Orenda Park, a community forest and picnic area, has been established at the site of the former coal tipple. The park is maintained by the Boswell Area Historical Society. The Boswell Historic District was added to the National Register of Historic Places in 1994.

==Environmental impact of mining==
Drainage from the Boswell mine was a primary source of pollution into Quemahoning Creek, which flows just north of Boswell. A remediation project was completed in 2005, spearheaded by SCRIP (Stonycreek-Conemaugh River Improvement Project), a non-governmental organization, in collaboration with OSM, the Pennsylvania Department of Environmental Protection, the Southern Alleghenies Conservancy, Somerset County Conservation District and Reliant Energy. In addition, the Jenner Rod & Gun Club, a local sportsmen's club, provided significant funds to purchase property for the remediation site.

The discovery of the purple fringeless orchid, an endangered species, within the remediation site complicated the project.

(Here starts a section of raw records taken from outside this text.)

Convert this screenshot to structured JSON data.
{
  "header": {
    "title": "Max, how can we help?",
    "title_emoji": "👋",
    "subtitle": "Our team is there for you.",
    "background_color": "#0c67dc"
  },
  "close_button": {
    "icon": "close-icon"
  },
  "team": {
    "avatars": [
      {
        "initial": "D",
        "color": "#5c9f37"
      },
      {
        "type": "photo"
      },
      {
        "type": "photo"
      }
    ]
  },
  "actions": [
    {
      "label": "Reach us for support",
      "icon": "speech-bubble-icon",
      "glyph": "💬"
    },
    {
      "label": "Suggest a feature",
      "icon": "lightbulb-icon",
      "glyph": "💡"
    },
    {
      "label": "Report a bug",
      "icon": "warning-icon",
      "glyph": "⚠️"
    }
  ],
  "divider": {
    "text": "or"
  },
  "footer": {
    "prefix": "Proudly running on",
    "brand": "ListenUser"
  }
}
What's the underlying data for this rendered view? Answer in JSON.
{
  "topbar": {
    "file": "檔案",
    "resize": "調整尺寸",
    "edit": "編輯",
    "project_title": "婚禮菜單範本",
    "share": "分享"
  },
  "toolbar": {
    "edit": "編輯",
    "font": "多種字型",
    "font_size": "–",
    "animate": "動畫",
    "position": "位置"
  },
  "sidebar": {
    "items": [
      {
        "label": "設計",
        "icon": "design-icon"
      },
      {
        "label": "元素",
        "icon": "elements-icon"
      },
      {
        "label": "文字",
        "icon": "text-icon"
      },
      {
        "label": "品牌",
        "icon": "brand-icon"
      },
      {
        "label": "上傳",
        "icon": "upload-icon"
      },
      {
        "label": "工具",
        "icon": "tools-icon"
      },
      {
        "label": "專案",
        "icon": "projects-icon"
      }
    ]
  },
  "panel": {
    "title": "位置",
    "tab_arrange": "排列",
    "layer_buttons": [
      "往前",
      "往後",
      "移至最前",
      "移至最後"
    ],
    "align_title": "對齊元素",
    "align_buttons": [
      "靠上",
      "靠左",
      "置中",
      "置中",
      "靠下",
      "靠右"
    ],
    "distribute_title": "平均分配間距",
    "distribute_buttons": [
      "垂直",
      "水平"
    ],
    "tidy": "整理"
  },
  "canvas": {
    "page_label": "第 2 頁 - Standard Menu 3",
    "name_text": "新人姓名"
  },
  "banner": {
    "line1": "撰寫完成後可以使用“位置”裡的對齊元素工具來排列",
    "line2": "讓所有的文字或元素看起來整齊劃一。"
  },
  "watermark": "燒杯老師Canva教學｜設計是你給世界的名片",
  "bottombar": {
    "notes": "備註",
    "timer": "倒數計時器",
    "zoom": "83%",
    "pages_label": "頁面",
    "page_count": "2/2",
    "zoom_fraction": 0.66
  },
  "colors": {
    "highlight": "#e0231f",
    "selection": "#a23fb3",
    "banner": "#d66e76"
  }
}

The plants were relocated successfully to unimpacted wetlands immediately adjacent to the remediation site in 2004.

The most recent information showed the system is treating between 1,600 and 2,000 gallons of water per minute, removing approximately 80 tons of iron a day from the water. About 3,000 trout were stocked successfully into a four-mile (6 km) section of the Creek downstream from Boswell in 2005, the first time the creek supported a fishery along this stretch in almost 100 years.

==Churches==
Including:
- All Saints Roman Catholic Church, 325 Quemahoning Street.
- Church of God, Boswell, 623 Main Street.
- Covenant Presbyterian Church, 327 Allegheny Street.
- New Life Church of the Nazarene, 878 Main Street.
- St Andrew Evangelical Lutheran Church, 500 Main Street.
- Saints Peter and Paul Russian Orthodox Church, 308 Quemahoning Street.